Best Practices for implementing code changes and pushing them using git
- You will be provided with specific instructions to implement code changes to achieve specific outcomes.
- Pull the base branch for the affected repos and create new branch using the following format
kinano/{jira-ticket-id}-{short-description-of-feature}. short-description-of-feature should not exceed 40 characters. If no Jira ticket ID is available, prompt the human for one or use the format kinano/{short-description-of-feature}.
- Use git worktrees when creating a new branch so that multiple agents or sessions can work on separate branches simultaneously without interfering with each other. Place worktrees in a sibling directory of the repo root using the convention
../{repo-name}-worktrees/{branch-name}. Create one worktree per branch, not per agent — agents on the same branch share a single worktree and must coordinate. If the branch already exists, reuse its worktree if present or create one. After the branch is merged or abandoned, clean up with git worktree remove.
- Ask the human to choose from the following options:
- spin up an agent
- spin up a team of agents to implement the provided plan
- Create a todo list for each agent. Kick off the execution.

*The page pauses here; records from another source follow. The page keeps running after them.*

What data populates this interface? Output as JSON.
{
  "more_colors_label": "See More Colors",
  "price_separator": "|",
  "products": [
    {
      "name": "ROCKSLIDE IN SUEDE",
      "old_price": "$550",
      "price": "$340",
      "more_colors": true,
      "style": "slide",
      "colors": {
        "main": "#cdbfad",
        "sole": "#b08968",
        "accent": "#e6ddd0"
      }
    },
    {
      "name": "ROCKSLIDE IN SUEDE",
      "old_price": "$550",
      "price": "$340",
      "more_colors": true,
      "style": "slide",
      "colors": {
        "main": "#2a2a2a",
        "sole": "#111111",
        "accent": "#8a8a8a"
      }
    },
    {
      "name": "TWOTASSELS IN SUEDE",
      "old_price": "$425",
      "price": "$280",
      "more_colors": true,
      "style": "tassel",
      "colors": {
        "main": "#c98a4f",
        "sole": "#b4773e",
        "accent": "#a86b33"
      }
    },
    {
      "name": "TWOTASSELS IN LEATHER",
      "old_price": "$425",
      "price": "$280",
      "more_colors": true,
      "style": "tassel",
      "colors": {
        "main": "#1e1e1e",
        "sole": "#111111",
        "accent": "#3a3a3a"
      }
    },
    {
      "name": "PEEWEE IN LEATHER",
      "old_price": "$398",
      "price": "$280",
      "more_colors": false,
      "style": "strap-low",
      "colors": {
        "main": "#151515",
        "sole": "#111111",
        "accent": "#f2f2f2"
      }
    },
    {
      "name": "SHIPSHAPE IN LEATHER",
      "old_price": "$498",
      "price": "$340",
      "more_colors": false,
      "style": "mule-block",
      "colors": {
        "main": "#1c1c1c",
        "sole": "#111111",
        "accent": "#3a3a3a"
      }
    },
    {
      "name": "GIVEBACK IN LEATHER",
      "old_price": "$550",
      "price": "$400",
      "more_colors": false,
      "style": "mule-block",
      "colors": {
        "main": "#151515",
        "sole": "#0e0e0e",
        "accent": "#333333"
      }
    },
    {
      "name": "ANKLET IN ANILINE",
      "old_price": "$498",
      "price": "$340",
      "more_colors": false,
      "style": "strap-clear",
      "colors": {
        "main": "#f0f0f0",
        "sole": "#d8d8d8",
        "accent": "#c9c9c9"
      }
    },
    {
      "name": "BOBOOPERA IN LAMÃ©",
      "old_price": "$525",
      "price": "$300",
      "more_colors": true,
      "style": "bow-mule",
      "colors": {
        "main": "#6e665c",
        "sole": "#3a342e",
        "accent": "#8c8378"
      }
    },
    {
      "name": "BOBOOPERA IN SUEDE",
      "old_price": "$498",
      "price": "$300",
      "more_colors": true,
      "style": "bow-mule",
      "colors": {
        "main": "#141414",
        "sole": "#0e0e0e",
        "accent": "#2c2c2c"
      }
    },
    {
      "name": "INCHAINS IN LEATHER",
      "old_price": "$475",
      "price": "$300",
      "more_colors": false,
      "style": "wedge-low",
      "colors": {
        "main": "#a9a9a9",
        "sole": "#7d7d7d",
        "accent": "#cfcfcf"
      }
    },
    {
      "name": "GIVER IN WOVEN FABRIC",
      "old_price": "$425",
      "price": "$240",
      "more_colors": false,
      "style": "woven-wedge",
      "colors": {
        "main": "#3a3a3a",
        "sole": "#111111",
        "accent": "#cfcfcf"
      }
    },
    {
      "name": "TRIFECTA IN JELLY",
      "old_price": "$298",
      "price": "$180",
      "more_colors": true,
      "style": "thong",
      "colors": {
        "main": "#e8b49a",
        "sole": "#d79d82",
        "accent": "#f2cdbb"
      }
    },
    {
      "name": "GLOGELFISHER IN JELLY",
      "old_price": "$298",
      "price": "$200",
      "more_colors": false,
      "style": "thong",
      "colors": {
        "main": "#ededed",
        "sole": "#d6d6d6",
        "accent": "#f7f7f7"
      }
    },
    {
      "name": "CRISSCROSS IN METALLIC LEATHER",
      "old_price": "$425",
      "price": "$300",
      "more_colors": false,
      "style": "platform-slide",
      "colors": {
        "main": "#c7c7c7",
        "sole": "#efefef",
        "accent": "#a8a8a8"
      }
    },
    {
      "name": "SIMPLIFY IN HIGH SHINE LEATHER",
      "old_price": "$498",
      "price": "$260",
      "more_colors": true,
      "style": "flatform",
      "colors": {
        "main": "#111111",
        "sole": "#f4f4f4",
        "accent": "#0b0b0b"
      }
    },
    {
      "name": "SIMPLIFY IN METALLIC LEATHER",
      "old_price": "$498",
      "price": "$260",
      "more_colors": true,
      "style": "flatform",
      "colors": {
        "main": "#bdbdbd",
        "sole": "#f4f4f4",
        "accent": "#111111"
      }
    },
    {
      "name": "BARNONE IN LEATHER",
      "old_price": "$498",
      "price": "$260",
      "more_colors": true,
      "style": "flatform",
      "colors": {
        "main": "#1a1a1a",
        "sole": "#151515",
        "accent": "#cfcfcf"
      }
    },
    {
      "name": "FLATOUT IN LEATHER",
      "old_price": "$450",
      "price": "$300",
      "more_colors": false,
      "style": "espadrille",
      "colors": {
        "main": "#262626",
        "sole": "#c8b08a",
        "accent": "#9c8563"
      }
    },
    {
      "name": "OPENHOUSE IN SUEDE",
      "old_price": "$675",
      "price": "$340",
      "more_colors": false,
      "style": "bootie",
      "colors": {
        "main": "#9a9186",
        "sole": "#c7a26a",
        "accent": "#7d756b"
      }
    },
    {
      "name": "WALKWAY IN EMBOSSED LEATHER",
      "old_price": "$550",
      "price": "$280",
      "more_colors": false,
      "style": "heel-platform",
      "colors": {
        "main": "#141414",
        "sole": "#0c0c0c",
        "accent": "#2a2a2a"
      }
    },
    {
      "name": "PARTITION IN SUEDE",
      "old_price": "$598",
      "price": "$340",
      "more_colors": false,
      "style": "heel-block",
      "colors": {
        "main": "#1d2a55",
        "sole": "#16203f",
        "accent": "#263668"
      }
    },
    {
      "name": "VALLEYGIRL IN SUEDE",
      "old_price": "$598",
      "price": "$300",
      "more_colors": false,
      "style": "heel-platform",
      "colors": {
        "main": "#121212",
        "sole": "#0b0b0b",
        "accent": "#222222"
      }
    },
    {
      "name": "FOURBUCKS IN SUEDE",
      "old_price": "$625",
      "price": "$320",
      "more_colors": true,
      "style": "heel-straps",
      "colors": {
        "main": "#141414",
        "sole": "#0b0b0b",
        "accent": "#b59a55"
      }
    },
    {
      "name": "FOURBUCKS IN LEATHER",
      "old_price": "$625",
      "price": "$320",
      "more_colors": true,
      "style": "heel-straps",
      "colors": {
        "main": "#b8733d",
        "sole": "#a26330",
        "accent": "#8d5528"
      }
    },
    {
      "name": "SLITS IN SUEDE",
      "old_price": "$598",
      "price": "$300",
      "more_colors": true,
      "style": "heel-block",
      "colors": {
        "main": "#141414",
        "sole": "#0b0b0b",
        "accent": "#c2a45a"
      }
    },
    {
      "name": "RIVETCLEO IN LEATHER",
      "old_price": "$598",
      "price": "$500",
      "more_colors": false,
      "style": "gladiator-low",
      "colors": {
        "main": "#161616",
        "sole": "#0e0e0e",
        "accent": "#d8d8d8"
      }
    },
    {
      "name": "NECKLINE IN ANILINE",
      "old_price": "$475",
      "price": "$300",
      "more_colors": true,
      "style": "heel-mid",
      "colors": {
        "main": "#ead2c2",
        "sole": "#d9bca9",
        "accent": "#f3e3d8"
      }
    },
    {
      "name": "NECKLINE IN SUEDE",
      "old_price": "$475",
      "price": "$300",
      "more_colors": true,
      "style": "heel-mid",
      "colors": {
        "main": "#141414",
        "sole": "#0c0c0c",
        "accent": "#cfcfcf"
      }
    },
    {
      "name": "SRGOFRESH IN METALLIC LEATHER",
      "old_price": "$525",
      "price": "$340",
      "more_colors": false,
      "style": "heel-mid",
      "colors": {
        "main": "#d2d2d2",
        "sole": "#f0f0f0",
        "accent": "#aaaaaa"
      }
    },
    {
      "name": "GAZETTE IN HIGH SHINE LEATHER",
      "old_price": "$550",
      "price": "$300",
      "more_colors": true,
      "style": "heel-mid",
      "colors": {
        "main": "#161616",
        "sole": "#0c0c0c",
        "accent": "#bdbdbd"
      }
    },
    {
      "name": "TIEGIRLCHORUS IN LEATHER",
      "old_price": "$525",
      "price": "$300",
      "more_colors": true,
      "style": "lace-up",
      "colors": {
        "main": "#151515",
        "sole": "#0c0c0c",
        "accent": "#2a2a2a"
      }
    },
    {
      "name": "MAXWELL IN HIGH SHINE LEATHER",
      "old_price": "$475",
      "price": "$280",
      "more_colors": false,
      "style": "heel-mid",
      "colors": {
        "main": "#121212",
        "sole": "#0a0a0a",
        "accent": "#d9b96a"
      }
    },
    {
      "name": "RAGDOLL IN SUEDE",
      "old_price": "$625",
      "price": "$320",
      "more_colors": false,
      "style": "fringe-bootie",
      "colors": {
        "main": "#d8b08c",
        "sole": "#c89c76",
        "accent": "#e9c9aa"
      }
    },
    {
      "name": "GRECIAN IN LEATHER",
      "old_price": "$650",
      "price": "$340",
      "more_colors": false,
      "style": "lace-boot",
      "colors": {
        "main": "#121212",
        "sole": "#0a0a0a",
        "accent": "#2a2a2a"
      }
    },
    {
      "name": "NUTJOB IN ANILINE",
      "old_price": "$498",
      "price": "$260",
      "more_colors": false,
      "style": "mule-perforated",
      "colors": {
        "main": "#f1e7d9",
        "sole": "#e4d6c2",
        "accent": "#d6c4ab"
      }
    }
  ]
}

- Once the agent(s) are done, assess whether the changes warrant a modularity review:
- If the diff touches 3+ modules/packages or exceeds 500 changed lines, run
/modularity:review against the affected repos before proceeding to critique. Present coupling findings to the human and address any issues before committing.
- Otherwise, skip the modularity review.
- Run
/critique with the implementation plan and all impacted repos to ensure changes are reviewed, committed, and pushed.